The Geek Feminist Revolution – by Kameron Hurley

The Geek Feminist Revolution – by Kameron HurleyThe Geek Feminist Revolution is an essay collection by science fiction and fantasy author Kameron Hurley about feminism, geek culture, narrative and writing. Dedicated to Joanna Russ, the collection is an oftentimes personal inquiry into the genres we, as feminists, both love and hate. Like Russ, Hurley believes in the transformative and subversive potential of science fiction and fantasy, and, like Russ, she also investigates and calls out its many uglier sides. Above all, the collection deals with responsibility. Narrative has effect, Hurley states – the stories we tell, the stories that we let dominate our cultural landscape, and the way we tell them do work on us, as readers, fans, and people. “Normal is a story,” Hurley writes. And stories can be rewritten.

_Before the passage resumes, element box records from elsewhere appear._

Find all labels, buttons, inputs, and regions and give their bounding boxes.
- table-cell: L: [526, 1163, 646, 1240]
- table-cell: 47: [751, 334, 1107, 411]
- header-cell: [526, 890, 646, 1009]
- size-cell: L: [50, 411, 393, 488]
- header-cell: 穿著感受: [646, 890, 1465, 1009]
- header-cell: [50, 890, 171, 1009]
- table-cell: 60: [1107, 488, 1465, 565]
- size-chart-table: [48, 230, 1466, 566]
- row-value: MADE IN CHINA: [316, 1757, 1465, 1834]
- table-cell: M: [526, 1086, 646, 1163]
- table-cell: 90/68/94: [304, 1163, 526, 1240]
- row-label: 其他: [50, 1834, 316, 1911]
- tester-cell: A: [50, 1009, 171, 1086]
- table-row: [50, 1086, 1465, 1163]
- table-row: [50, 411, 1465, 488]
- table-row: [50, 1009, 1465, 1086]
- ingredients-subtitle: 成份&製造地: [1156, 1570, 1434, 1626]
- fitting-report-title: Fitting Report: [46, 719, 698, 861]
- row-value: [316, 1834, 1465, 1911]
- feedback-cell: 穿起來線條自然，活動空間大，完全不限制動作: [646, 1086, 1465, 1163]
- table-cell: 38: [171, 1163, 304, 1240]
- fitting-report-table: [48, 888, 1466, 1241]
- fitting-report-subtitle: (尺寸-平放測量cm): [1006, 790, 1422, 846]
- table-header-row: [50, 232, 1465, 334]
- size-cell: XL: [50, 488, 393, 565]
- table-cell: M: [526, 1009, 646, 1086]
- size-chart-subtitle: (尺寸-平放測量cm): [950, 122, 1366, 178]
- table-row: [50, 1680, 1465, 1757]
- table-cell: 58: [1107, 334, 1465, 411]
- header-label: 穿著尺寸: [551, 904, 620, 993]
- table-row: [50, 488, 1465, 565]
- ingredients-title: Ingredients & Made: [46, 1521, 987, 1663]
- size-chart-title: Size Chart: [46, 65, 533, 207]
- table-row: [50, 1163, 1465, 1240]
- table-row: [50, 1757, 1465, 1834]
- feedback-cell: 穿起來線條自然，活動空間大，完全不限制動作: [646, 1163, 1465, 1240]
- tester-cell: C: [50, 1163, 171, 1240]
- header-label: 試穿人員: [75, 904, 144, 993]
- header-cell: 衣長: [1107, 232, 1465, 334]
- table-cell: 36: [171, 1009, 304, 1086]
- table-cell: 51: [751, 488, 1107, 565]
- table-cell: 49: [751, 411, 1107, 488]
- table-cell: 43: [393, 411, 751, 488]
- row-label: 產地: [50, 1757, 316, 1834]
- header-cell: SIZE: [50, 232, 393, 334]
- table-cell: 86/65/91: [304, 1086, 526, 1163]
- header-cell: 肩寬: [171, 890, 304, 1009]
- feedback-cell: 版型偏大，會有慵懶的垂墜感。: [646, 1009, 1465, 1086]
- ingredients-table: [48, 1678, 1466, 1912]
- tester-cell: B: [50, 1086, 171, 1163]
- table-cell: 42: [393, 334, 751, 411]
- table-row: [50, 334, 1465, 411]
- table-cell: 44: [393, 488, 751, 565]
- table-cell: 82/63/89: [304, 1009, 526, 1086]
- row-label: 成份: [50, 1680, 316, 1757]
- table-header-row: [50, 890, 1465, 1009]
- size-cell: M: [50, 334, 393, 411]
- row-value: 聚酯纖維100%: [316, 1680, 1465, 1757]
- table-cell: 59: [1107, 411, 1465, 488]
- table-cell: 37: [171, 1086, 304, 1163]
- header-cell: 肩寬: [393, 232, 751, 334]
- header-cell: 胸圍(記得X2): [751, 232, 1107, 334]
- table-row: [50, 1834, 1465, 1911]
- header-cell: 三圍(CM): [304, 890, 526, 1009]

Most of what Hurley writes about in The Geek Feminist Revolution is not new, not to people already invested in feminist, anti-racist and queer critiques of SFF and fandom, at least (which, obviously, is the audience for this book). That is not a knock on Hurley – she herself frequently stresses how the revolution she talks about is a longstanding group effort, if nothing else. Rather, the collection is a comprehensive guide to those kinds of critiques and discussions and the battles being waged over the politics of SFF (it’s there whether you want to admit it or not, Puppies!), delivered by Hurley’s colorful, rage-fuelled and entertaining rhetoric.  

The collection includes essays on everything from the hijacking of the Hugo Awards, to Mad Max: Fury Road and True Detective, online harassment and Strong Female Characters, and much more. Some of the material in the collection has been previously published elsewhere, which becomes obvious since the conclusions of many of the essays are essentially the same: normal is a story that needs to be rewritten and reworked into something more sustainable. It is not a bad point to bring home and definitely one that bears repeating again and again, but taken together like this, it reads as slightly formulaic.

Among the new stuff, my favorite essay is probably “What’s So Scary About Strong Female Protagonists, Anyway?” where Hurley delivers a much-needed gut punch to the idea that what she calls the “post-Buffy” heroine who kicks ass in hotpants is ultimately empowering to (all) women or that the main problem with her is that she’s ‘too masculine.’ “Why to we celebrate ‘girl power’ but sneer at ‘women power’?” is a line that should be shouted from the rooftops. It’s far from the only gem in the book, too – The Geek Feminist Revolution is dangerously quotable. I kind of want to paper my walls with it.